Sızma Zeytinyağı; zeytinin tam olgunlaşmadan (erken hasat) toplanması sonrasında herhangi bir ısıl işleme tabi tutulmadan sıkılmasıyla elde edilir. Bu tür yağda, zeytinin tat, koku ve vitaminleri aynen korunmaktadır. Asit oranı %1'e kadar olan zeytinyağlar sızma olarak adlandırılır. Hem meyvemsi, hem de acımtrak tadı olan sızma yağlar, genellikle çiğ (salatalar, mezeler, vb.) tüketilir. Türkiye’de üretilen zeytinyağlarının sadece %3 gibi küçük bir oranı bu yüksek kaliteye erişmektedir. Dolayısıyla fiyatları da diğer tür zeytinyağlarına göre yüksektir.

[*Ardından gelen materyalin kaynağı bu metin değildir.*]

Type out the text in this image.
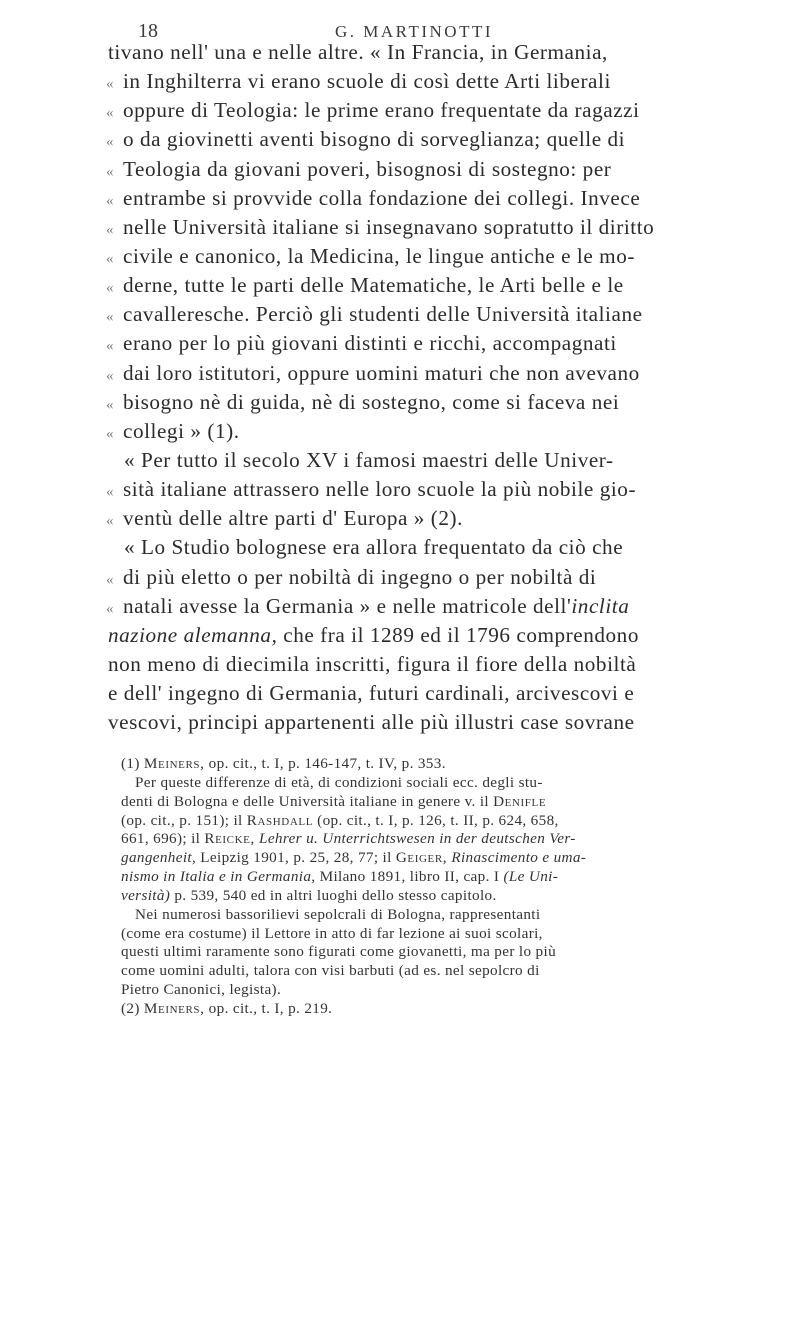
18	G. MARTINOTTI
tivano nell' una e nelle altre. « In Francia, in Germania,
« in Inghilterra vi erano scuole di così dette Arti liberali
« oppure di Teologia: le prime erano frequentate da ragazzi
« o da giovinetti aventi bisogno di sorveglianza; quelle di
« Teologia da giovani poveri, bisognosi di sostegno: per
« entrambe si provvide colla fondazione dei collegi. Invece
« nelle Università italiane si insegnavano sopratutto il diritto
« civile e canonico, la Medicina, le lingue antiche e le mo-
« derne, tutte le parti delle Matematiche, le Arti belle e le
« cavalleresche. Perciò gli studenti delle Università italiane
« erano per lo più giovani distinti e ricchi, accompagnati
« dai loro istitutori, oppure uomini maturi che non avevano
« bisogno nè di guida, nè di sostegno, come si faceva nei
« collegi » (1).
« Per tutto il secolo XV i famosi maestri delle Univer-
« sità italiane attrassero nelle loro scuole la più nobile gio-
« ventù delle altre parti d' Europa » (2).
« Lo Studio bolognese era allora frequentato da ciò che
« di più eletto o per nobiltà di ingegno o per nobiltà di
« natali avesse la Germania » e nelle matricole dell'inclita
nazione alemanna, che fra il 1289 ed il 1796 comprendono
non meno di diecimila inscritti, figura il fiore della nobiltà
e dell' ingegno di Germania, futuri cardinali, arcivescovi e
vescovi, principi appartenenti alle più illustri case sovrane
(1) Meiners, op. cit., t. I, p. 146-147, t. IV, p. 353.
Per queste differenze di età, di condizioni sociali ecc. degli stu-
denti di Bologna e delle Università italiane in genere v. il Denifle
(op. cit., p. 151); il Rashdall (op. cit., t. I, p. 126, t. II, p. 624, 658,
661, 696); il Reicke, Lehrer u. Unterrichtswesen in der deutschen Ver-
gangenheit, Leipzig 1901, p. 25, 28, 77; il Geiger, Rinascimento e uma-
nismo in Italia e in Germania, Milano 1891, libro II, cap. I (Le Uni-
versità) p. 539, 540 ed in altri luoghi dello stesso capitolo.
Nei numerosi bassorilievi sepolcrali di Bologna, rappresentanti
(come era costume) il Lettore in atto di far lezione ai suoi scolari,
questi ultimi raramente sono figurati come giovanetti, ma per lo più
come uomini adulti, talora con visi barbuti (ad es. nel sepolcro di
Pietro Canonici, legista).
(2) Meiners, op. cit., t. I, p. 219.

Naturel Zeytinyağları; asit oranı %1-2 civarında olan ve Sızma yağlara göre daha yoğun tadı olan yağlardır. Ülkemizde üretilen zeytinyağlarının %12’si bu bu tür yağlardandır.
Asit oranı %2-3.3 arasında olan Natürel Birinci zeytinyağları, ülkemizdeki üretimin %15’ini oluşturmaktadır.
Lampant; asit oranı %3.3’ün üzerinde olan yağ türüdür. Tüketilebilmesi için rafinasyon gerektirir. rafinasyon işlemi sırasında fazla asit miktarı, hoş olmayan koku ve tadı arındırılarak tüketim açısından kabul edilebilir seviyeye yükseltilmektedir. Ülkemizde üretilen yağların %70’i bu kategoriye girmektedir. Rafinasyon işleminin tatamen doğal yollarla yapılabilmekte olduğu, rafinasyonun herhangi bir ısıl veya kimyasal işlem gerektirmediği ve dolayısıyla rafine zeytinyağlarının da tüketim için sağlıklı bir seçim olduğunu hatırlatmak istiyoruz. Rafine zeytinyağları, genellikle yemeklik olarak tüketilmektedir.
Temel zeytinyağı türlerinin dışında kalan Riviera Zeytinyağı, yukarıda açıkladığımız natürel zeytin yağı ile rafine zeytinyağını karışımından elde edilir. Riviera yağın %80-90’ını rafine zeytinyağı, kalanını ise natürel yağ oluşturur. Kızartmalarda ve yemeklik olarak tüketilmektedir.